Peu importe mon âge, je serai toujours un enfant de restaurant

Cette chronique à la première personne est de Rachel Phan qui vit à Toronto. Pour plus d’informations sur les histoires à la première personne de CBC, veuillez consulter la foire aux questions.

“Je déteste mon travail, Rachel”, a dit ma mère à l’improviste lors de notre appel téléphonique. Comme toujours, une douleur tirait mon cœur, mais l’acuité de la douleur a longtemps été atténuée par des années à l’entendre prononcer exactement la même phrase.

Ma mère a eu 60 ans l’année dernière et son corps a été usé par trois décennies de travail éreintant dans notre restaurant familial. Jour après jour, passer ses poignets au-dessus d’un wok pour faire frire du riz, ainsi que la fabrication sans fin de wonton, le hachage de légumes et l’épluchage méticuleux des crevettes l’ont laissée avec le syndrome du canal carpien dans les poignets et l’arthrite à peu près partout.

Mon père, maintenant âgé de 64 ans, a aussi un traumatisme physique dans son corps. Il soulève toujours les lourdes marmites à soupe et les sacs poubelles débordants, mais avec la moitié de la vitesse et le triple de grimaces.

Mes parents – qui sont d’origine chinoise, mais qui sont nés et ont grandi au Vietnam – faisaient partie des centaines de milliers de « boat people » qui ont fui après la guerre du Vietnam.

Dix ans après leur arrivée au Canada en 1981, ma famille de cinq personnes s’est arrêtée à l’arrière d’un immeuble en briques rouges dans notre Chevrolet Lumina rouge. Comme tant d’autres familles chinoises qui se sont installées dans de petites villes à travers le pays, notre chemin vers le rêve canadien a traversé un humble restaurant servant une cuisine sino-canadienne qui nous était aussi étrangère qu’exotique pour nos clients.

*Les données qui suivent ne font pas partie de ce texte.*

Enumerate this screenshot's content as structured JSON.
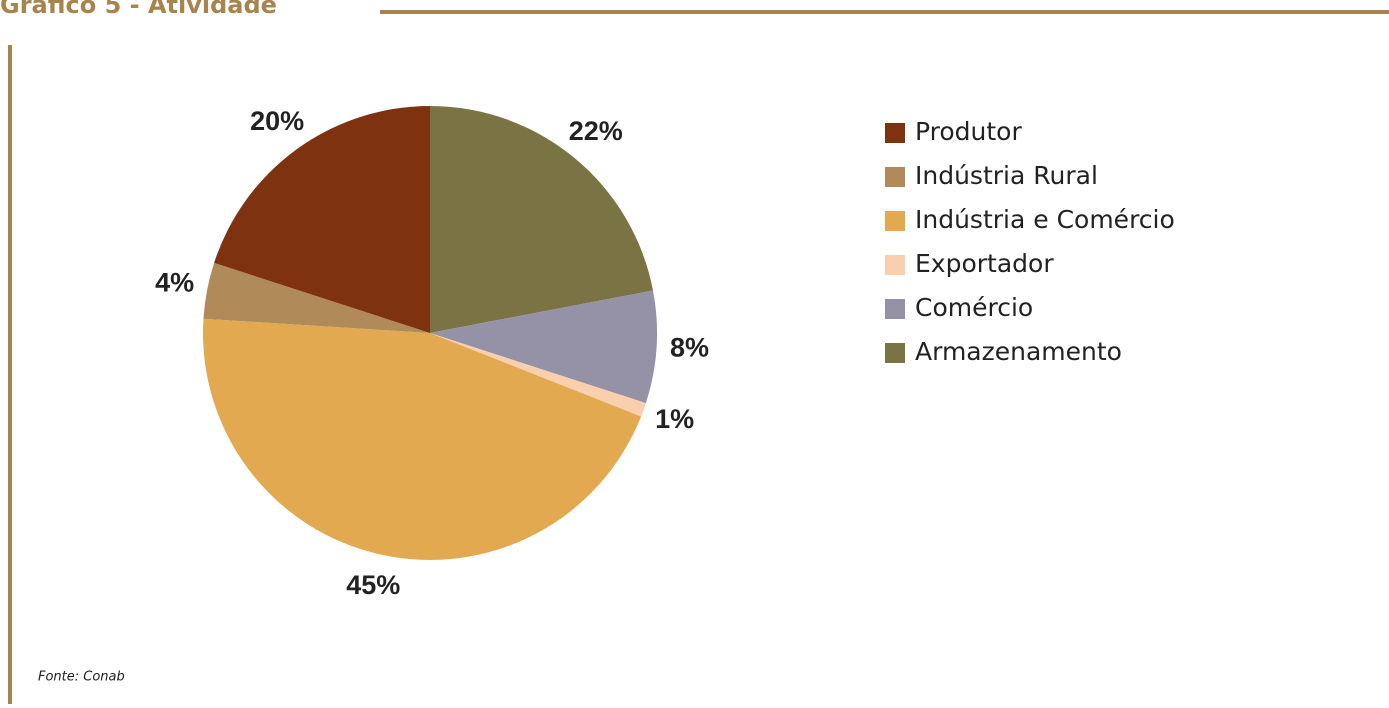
{
  "chart_data": {
    "type": "pie",
    "title": "Gráfico 5 - Atividade",
    "source": "Fonte: Conab",
    "categories": [
      "Produtor",
      "Indústria Rural",
      "Indústria e Comércio",
      "Exportador",
      "Comércio",
      "Armazenamento"
    ],
    "values": [
      20,
      4,
      45,
      1,
      8,
      22
    ],
    "value_labels": [
      "20%",
      "4%",
      "45%",
      "1%",
      "8%",
      "22%"
    ],
    "colors": [
      "#7f3210",
      "#b08a58",
      "#e2a950",
      "#f9cfae",
      "#9592a8",
      "#7a7444"
    ],
    "legend": "right"
  }
}
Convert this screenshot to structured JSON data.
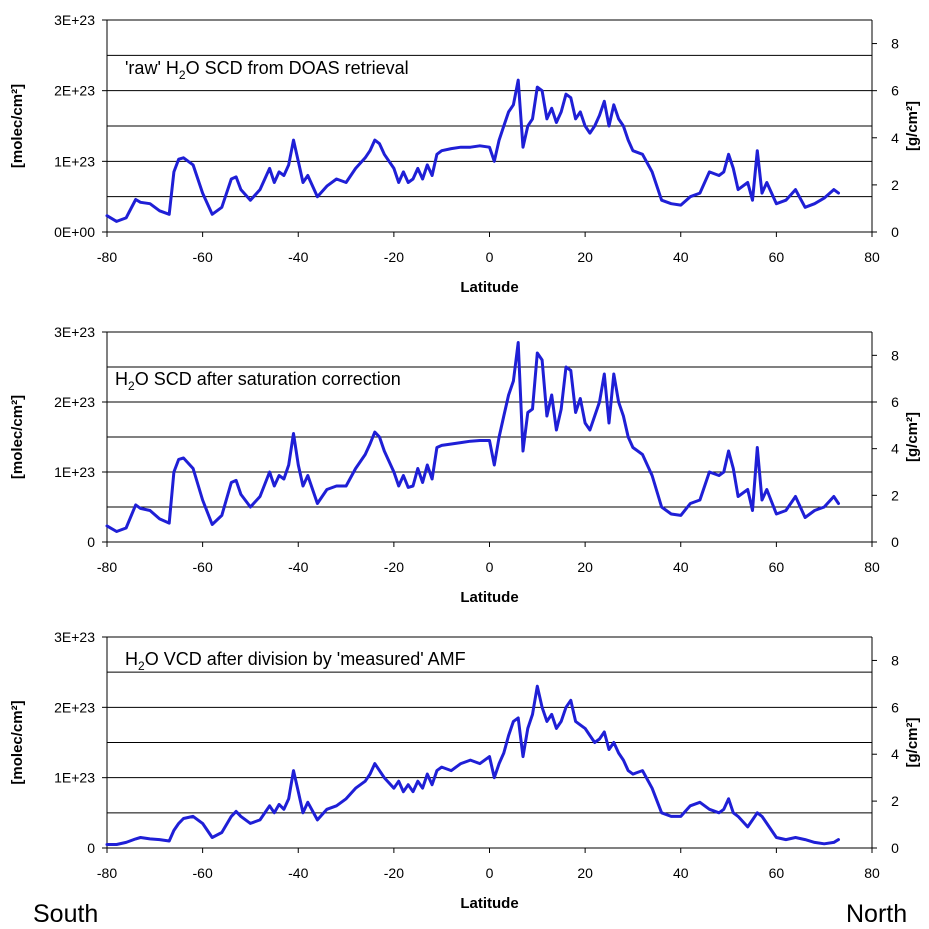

Le restaurant est devenu le nôtre 10 ans après l’arrivée de mes parents au Canada. Enfin, mes parents avaient quelque chose qui leur appartenait après des années passées à transpirer dans les cuisines des autres et les soirées à cueillir des vers pour les vendre comme appâts de pêche. Pour deux personnes qui ont survécu aux bombes et à la famine pendant une guerre inutile au Vietnam, c’était un rêve devenu réalité.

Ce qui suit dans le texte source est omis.